The separate federal suits by the NRA target gun bans in Evanston, Morton Grove and Oak Park in addition to Chicago.
On Thursday, the Second Amendment Foundation and the Illinois State Rifle Association also sued Chicago to overturn its 26-year gun ban.
Each of Friday’s lawsuits was filed on behalf of three or four NRA members who live in Chicago or the three suburbs and want the court to block the enforcement of the gun bans.
The suits in Chicago’s federal court quickly followed the U.S. Supreme Court’s decision Thursday to throw out the longtime Washington gun ban.
That opened the door for legal challenges to other municipalities that have similar laws.
Similar lawsuits have been filed against other cities, including San Francisco.
The Supreme Court said in its landmark decision that the “Second Amendment protects an individual right to possess a firearm unconnected with service in a militia, and to use that arm for traditionally lawful purposes, such as self-defense within the home.”
However, the high court said “the Second Amendment right is not unlimited.”
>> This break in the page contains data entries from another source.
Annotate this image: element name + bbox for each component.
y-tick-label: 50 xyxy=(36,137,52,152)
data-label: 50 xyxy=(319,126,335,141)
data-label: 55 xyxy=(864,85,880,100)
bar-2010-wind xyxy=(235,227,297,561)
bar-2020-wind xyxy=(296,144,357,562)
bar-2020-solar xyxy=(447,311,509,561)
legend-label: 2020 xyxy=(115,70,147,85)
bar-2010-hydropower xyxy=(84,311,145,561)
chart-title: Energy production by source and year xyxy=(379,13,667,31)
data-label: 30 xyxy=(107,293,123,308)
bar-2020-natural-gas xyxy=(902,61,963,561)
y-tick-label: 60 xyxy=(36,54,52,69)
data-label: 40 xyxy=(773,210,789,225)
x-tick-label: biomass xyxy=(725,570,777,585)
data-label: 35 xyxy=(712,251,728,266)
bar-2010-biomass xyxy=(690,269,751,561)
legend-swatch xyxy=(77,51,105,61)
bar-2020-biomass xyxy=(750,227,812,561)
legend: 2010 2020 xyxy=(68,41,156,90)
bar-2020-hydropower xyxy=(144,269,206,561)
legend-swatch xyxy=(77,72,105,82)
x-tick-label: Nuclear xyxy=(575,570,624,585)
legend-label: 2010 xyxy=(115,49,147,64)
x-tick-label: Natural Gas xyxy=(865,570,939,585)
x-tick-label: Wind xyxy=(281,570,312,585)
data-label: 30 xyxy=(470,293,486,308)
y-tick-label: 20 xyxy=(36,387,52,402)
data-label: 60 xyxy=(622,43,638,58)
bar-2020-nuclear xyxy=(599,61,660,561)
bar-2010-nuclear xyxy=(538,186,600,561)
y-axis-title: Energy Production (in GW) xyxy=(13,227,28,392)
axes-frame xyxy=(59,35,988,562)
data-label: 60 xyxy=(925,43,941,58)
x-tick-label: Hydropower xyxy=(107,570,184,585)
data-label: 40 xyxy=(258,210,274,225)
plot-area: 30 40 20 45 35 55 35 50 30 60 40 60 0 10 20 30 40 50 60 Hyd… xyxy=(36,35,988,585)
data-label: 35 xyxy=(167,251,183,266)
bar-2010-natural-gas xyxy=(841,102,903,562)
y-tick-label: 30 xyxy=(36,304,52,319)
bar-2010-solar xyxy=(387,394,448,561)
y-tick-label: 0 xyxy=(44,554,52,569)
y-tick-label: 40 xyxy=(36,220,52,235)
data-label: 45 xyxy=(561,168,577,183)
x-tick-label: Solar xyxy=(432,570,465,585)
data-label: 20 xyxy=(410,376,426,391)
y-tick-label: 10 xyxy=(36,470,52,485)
It is not a right to keep and carry any weapon whatsoever in any
manner whatsoever and for whatever purpose: For example, concealed
weapons prohibitions have been upheld under the Amendment
or state analogues. The Court’s opinion should not be taken to cast
doubt on longstanding prohibitions on the possession of firearms by
felons and the mentally ill, or laws forbidding the carrying of firearms
in sensitive places such as schools and government buildings, or
laws imposing conditions and qualifications on the commercial sale of
arms. Miller’s holding that the sorts of weapons protected are those
“in common use at the time” finds support in the historical tradition
of prohibiting the carrying of dangerous and unusual weapons.
The complete decision is here.
Justice Breyer noted in his dissent that “Chicago has a law very similar to the District’s, and many of its suburbs also ban handgun possession under most circumstances.”